Here is a 2015 hardbound version of the 2013 paperback booklet listed with the other nine among "Miles Kelly Aesop's Fables."  Now the publisher is Gareth Stevens.  All ten of the booklets are pictured on the back cover.  Not only the publisher but the publishing is now in the USA.  I wonder why Amazon's price is so high.  Fifteen fables on 40 large-format pages.  As I wrote there, this is the first of this series of books to feature a story without illustration: "The Boy and the Nettle" (12).  Perhaps the best illustration in this volume is that for "Jupiter and the Monkey" (22).  I believe that this is the first time that I have seen mosquitoes in this fable usually about leeches or bloodsuckers: "The Fox and the Mosquitoes" (13).  The word "storys" (32) has been corrected to the American "stories."  The text is taken over largely from the classic version by Joseph Jacobs.  It would be fascinating to know how much of that borrowing Parker has done for his versions.  The pages still contain little characters around the edges.  Throughout this volume, the frame including these animals is the same.  Here there are caged birds on top and, along the bottom, a lobster, starfish, spiral shell, nautilus and peacock.

2015 The Goose That Laid the Golden Eggs and other Aesop's Fables.  Compiled by Vic Parker.  Pamphlet.  NY: Aesop's Fables: Gareth Stevens Publishing.  $24.97 from World of Books, Feb., ’26.
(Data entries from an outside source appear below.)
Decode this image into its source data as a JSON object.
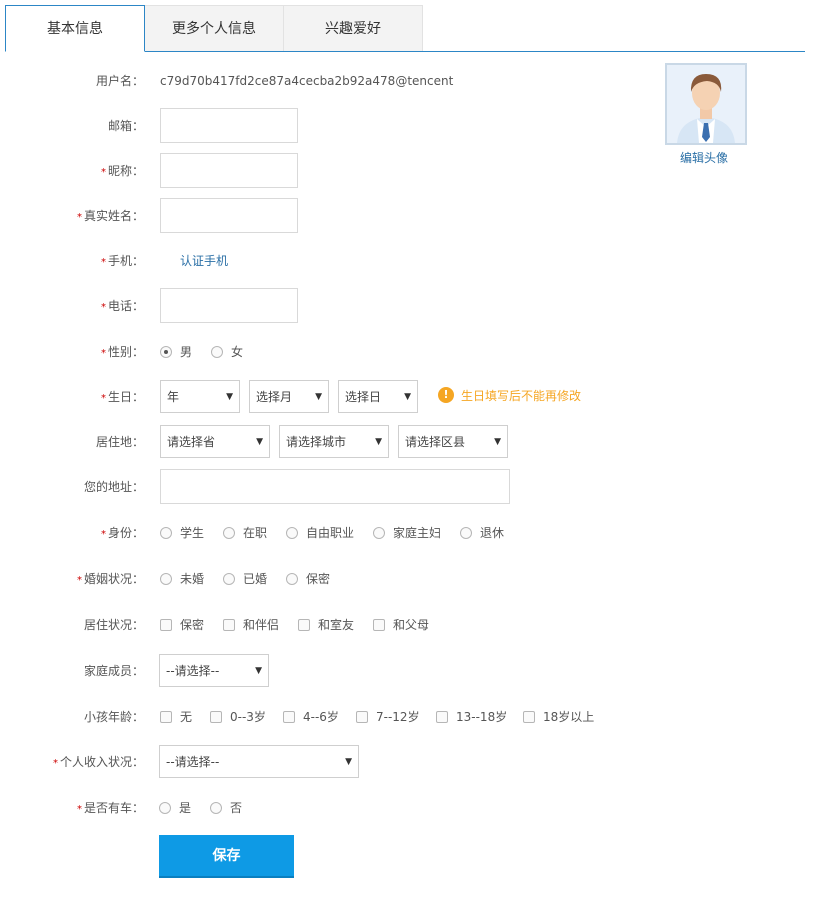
{
  "tabs": [
    "基本信息",
    "更多个人信息",
    "兴趣爱好"
  ],
  "avatar": {
    "edit_label": "编辑头像"
  },
  "fields": {
    "username": {
      "label": "用户名：",
      "value": "c79d70b417fd2ce87a4cecba2b92a478@tencent"
    },
    "email": {
      "label": "邮箱："
    },
    "nickname": {
      "label": "昵称："
    },
    "realname": {
      "label": "真实姓名："
    },
    "phone_mobile": {
      "label": "手机：",
      "link": "认证手机"
    },
    "telephone": {
      "label": "电话："
    },
    "gender": {
      "label": "性别：",
      "options": [
        "男",
        "女"
      ],
      "selected": "男"
    },
    "birthday": {
      "label": "生日：",
      "year": "年",
      "month": "选择月",
      "day": "选择日",
      "warning": "生日填写后不能再修改"
    },
    "residence": {
      "label": "居住地：",
      "province": "请选择省",
      "city": "请选择城市",
      "district": "请选择区县"
    },
    "address": {
      "label": "您的地址："
    },
    "identity": {
      "label": "身份：",
      "options": [
        "学生",
        "在职",
        "自由职业",
        "家庭主妇",
        "退休"
      ]
    },
    "marital": {
      "label": "婚姻状况：",
      "options": [
        "未婚",
        "已婚",
        "保密"
      ]
    },
    "living": {
      "label": "居住状况：",
      "options": [
        "保密",
        "和伴侣",
        "和室友",
        "和父母"
      ]
    },
    "family": {
      "label": "家庭成员：",
      "selected": "--请选择--"
    },
    "child_age": {
      "label": "小孩年龄：",
      "options": [
        "无",
        "0--3岁",
        "4--6岁",
        "7--12岁",
        "13--18岁",
        "18岁以上"
      ]
    },
    "income": {
      "label": "个人收入状况：",
      "selected": "--请选择--"
    },
    "car": {
      "label": "是否有车：",
      "options": [
        "是",
        "否"
      ]
    }
  },
  "required_mark": "*",
  "arrow_glyph": "▼",
  "warn_glyph": "!",
  "save_label": "保存"
}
This expensive little pamphlet has led me to several places.  Like two others in the collection, it belongs to a set done by Gareth Stevens in the USA in 2015, presenting in smaller format (6.4” x 9”) the stories and illustrations from a larger (8.5” x 11”) edition by Miles Kelly in 2013.  In fact, the stories’ texts go back to "200 Aesop's Fables: Favourite Fables to Share," which Miles Kelly published in 2012.  Thus the titles of several fables go back to the 2012 larger edition.  "The Stag and the Vine" here was "The Deer and the Vine" in 2013 (4).  "The Boy and the Filberts" here was "The Boy and the Nuts" (29).  The plane tree here was a sycamore there (31).  "The Thrush and the Fowler" here was "The Blackbird and the Hunter" there (38).  As I noted in that 2013 version, "The Two Neighbors" is for me a new version of what we generally know as "The Greedy Man and the Envious Man" (6).  Two neighbors ask Zeus to give them their hearts' desires.  Zeus decides to give the greedy man the gold he wants but his envious neighbor twice as much.  The greedy man's delight is short-lived when he learns of his neighbor's even better fortune.  The envious man is unhappy because his neighbor has received anything.  He wishes that his neighbor would lose one of his eyes.  It happens, and the envious man loses both of his own eyes!  The envious man here ends up totally blind; in the traditional story, he is happy to pay the price of one eye to see his neighbor go blind.  In "The Miser and His Gold," the neighbor advises the miser to come every night and look at his now empty hole. "It will do you just as much good" (22).  "The Boy and the Nuts" is particularly well illustrated (29).  Fourteen fables on 40 pages.  The pages still contain little characters around the edges.  Throughout this volume, the frame including these animals is the same.  Butterflies and a snake adorn the tops of pages.  A tortoise and hare travel along the bottom.  One of these symbols appears with each moral.  Every fable is illustrated.  Might the texts be based on Joseph Jacobs’?